Key takeaways from the latest FSR:

  • Indian economy:
    • The Indian economy remains on the path of recovery, though inflationary pressures, external spill overs and geopolitical risks warrant careful handling and close monitoring.
    • The external sector is well-buffered to withstand the ongoing terms of trade shocks and portfolio outflows.
  • Asset quality of Banks:
    • Asset quality of banks improved steadily throughout the year, with gross NPA ratio declining to a six-year low of 5.9% in March 2022 from 7.4% in 2021.
      • NPA is a loan or advance for which the principal or interest payment remained overdue for a period of 90 days.
    • The banking stability indicators showed improvement in soundness, efficiency and market risk dimensions in the second half of FY22.
  • Stock market:
    • The number of demat accounts of individuals increased 3.4 times on CDSL and 1.5 times on NSDL since January 2020.
      • 'CDSL' is short for 'Central Depository Securities Limited' while 'NSDL' is short for 'National Securities Depository Limited’.
      • Both CDSL and NSDL are depositories registered by the Indian government to hold multiple forms of securities like stocks, bonds, ETFs, and more as electronic copies.

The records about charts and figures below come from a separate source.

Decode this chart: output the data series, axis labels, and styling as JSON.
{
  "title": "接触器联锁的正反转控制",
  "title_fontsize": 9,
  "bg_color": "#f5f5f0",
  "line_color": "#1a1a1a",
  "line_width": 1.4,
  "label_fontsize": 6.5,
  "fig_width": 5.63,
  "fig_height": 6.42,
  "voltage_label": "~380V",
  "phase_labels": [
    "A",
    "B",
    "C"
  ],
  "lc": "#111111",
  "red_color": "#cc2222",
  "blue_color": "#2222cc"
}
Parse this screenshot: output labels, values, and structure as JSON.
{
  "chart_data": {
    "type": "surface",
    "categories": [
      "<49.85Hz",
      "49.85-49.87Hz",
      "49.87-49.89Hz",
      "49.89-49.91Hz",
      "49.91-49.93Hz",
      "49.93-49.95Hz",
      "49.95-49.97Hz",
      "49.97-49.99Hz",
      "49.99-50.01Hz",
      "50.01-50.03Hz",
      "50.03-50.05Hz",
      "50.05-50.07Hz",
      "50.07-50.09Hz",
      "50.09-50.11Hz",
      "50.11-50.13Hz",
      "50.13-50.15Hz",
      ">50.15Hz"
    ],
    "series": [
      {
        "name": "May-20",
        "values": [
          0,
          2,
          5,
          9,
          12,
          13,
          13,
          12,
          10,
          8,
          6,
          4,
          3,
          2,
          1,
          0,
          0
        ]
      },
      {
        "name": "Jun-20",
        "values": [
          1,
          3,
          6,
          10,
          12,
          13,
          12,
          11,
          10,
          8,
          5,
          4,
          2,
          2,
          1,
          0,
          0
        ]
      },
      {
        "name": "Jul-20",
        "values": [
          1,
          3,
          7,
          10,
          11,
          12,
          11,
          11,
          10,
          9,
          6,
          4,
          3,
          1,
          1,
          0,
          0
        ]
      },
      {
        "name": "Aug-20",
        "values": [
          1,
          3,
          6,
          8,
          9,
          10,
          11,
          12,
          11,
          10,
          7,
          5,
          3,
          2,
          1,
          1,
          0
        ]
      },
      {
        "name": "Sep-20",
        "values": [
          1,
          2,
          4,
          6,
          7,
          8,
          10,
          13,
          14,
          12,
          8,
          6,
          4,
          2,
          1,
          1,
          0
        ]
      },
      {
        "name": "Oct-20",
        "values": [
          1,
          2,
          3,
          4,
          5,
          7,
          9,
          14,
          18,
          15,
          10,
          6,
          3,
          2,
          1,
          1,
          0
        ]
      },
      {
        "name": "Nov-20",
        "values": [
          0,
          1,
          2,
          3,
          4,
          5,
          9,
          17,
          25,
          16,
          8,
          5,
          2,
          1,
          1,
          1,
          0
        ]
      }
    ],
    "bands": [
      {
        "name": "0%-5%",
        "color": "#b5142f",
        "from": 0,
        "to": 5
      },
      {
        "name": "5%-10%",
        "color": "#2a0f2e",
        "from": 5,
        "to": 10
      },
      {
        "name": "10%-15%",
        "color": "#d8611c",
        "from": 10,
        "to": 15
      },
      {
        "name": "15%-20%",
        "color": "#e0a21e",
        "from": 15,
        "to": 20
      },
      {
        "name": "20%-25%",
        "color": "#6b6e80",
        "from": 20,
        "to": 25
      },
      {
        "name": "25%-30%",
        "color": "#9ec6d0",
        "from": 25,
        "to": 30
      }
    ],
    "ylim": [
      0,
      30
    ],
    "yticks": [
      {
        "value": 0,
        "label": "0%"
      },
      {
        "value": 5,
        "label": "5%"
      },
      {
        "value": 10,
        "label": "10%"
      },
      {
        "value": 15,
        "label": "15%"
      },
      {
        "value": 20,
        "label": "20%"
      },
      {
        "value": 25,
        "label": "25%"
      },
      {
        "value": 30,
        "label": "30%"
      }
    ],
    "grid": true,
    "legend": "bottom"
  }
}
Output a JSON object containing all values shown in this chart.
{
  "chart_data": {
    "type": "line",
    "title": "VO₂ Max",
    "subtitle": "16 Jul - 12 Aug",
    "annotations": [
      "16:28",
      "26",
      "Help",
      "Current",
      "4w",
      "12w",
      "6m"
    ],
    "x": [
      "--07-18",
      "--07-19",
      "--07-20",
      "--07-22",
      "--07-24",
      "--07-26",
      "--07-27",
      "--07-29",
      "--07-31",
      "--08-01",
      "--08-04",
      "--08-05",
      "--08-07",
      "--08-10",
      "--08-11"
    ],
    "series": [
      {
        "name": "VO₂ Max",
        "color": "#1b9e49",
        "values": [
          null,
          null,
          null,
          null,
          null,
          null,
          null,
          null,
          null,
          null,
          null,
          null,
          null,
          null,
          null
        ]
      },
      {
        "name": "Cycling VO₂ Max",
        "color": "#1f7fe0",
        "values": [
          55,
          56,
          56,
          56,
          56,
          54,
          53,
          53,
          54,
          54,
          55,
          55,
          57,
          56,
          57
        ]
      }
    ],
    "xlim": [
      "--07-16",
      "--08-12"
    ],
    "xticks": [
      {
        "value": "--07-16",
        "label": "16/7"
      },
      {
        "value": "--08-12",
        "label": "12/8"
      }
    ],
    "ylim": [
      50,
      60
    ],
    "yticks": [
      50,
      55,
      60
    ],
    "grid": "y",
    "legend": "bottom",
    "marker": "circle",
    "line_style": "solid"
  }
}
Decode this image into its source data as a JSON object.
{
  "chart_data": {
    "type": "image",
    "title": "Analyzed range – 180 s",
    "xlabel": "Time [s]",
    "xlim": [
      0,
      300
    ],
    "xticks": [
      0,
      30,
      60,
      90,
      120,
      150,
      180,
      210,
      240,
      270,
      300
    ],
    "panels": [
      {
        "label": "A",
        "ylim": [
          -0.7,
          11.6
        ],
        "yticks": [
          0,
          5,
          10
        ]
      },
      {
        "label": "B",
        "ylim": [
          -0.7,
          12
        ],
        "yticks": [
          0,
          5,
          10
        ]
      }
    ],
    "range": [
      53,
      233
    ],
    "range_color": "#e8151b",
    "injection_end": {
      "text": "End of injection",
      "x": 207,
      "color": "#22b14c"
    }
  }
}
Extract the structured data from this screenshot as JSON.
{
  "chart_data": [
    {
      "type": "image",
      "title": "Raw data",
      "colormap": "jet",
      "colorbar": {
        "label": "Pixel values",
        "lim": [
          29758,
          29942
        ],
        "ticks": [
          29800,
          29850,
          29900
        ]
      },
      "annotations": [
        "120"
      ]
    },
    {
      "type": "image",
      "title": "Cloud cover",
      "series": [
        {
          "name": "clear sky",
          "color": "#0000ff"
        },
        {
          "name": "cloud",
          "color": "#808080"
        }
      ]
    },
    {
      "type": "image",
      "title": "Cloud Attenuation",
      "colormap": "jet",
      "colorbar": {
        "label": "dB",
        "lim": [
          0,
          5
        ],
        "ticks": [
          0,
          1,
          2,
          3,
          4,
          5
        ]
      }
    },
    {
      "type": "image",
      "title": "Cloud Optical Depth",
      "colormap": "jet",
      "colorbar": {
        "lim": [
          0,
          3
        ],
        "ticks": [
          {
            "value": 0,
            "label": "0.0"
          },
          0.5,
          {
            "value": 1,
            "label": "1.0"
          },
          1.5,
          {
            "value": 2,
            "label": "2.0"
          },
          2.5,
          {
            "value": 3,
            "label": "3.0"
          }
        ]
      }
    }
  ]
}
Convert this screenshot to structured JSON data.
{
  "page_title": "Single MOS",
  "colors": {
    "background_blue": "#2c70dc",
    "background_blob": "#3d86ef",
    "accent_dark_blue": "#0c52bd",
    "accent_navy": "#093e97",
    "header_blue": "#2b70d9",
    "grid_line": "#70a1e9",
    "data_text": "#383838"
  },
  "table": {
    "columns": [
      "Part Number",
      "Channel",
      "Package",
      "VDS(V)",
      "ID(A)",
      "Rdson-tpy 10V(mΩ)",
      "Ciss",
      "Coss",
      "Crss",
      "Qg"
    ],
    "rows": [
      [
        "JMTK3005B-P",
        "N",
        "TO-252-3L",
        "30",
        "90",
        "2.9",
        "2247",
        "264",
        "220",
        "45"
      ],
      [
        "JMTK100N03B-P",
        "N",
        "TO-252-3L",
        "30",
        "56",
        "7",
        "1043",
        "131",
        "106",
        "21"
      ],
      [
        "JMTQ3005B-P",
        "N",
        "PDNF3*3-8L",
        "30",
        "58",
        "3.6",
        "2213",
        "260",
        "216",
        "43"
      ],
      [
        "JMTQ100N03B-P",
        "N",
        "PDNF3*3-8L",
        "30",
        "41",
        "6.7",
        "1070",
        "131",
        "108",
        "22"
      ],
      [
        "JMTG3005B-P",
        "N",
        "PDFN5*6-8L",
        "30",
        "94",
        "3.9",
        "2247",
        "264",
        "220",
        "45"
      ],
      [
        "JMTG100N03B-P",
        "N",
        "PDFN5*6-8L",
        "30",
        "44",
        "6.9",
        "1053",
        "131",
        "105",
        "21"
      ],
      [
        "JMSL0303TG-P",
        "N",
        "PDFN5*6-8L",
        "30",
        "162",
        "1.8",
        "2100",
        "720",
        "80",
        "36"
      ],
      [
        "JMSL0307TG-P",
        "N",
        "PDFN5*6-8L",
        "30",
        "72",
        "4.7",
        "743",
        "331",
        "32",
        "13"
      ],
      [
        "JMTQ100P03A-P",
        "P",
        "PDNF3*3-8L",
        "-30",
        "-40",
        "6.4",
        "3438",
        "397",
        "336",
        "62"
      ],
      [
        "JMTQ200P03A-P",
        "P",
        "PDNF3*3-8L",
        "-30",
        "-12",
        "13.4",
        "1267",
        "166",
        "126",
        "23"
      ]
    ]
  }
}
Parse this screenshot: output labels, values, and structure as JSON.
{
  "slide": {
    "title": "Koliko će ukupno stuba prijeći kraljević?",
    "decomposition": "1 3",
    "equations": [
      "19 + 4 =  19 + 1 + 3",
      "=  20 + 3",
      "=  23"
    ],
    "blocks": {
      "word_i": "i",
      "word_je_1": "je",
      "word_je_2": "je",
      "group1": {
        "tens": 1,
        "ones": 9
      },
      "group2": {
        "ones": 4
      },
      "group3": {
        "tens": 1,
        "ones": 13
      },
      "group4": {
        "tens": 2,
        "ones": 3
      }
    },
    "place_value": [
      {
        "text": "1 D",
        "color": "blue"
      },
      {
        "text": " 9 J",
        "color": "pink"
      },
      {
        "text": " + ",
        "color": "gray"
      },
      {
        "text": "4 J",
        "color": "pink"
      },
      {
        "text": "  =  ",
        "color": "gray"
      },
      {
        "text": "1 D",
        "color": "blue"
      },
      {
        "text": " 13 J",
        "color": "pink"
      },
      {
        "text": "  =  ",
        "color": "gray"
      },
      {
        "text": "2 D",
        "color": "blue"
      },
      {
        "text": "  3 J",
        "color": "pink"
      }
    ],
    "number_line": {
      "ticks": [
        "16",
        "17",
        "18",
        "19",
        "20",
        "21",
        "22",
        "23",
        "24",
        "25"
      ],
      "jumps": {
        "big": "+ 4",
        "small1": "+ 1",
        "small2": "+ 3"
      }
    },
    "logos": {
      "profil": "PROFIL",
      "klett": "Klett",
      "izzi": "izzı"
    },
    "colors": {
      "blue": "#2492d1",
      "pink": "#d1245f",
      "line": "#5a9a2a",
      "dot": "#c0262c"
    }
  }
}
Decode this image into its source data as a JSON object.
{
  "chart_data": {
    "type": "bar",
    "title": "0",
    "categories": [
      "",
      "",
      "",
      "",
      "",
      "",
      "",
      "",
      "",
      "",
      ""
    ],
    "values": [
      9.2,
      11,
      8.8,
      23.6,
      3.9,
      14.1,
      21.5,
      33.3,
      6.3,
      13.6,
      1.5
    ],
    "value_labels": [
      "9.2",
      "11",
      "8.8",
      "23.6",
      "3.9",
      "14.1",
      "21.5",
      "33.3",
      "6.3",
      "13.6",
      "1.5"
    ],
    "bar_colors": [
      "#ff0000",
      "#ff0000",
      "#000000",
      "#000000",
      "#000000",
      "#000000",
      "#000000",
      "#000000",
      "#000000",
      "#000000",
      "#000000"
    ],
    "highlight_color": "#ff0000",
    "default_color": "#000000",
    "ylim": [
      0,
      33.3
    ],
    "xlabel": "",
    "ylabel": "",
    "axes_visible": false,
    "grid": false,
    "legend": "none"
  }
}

    • However, the report suggested that the developments in 2022 have unsettled the market sentiment and increased risk aversion.
  • Fintech industry:
    • The Indian fintech industry — which is amongst the fastest growing Fintech markets in the world — was valued at $50-60 billion in 2020 and is projected to reach $150 billion by 2025.
    • Cautioning about the financial technology (fintech) industry, the FSR said the advent of fintechs has exposed the banking system to new risks.
    • These risks extend beyond prudential issues and often intersect with other public policy objectives relating to safeguarding of data privacy, consumer protection, etc.
  • Cryptocurrencies:
    • While technology has supported the reach of the financial sector and its benefits must be fully harnessed, its potential to disrupt financial stability has to be guarded against.
    • The report has flagged cryptocurrencies as a clear danger among the emerging risks on the horizon.
    • The report highlights that anything that derives value based on make believe, without any underlying, is just speculation under a sophisticated name.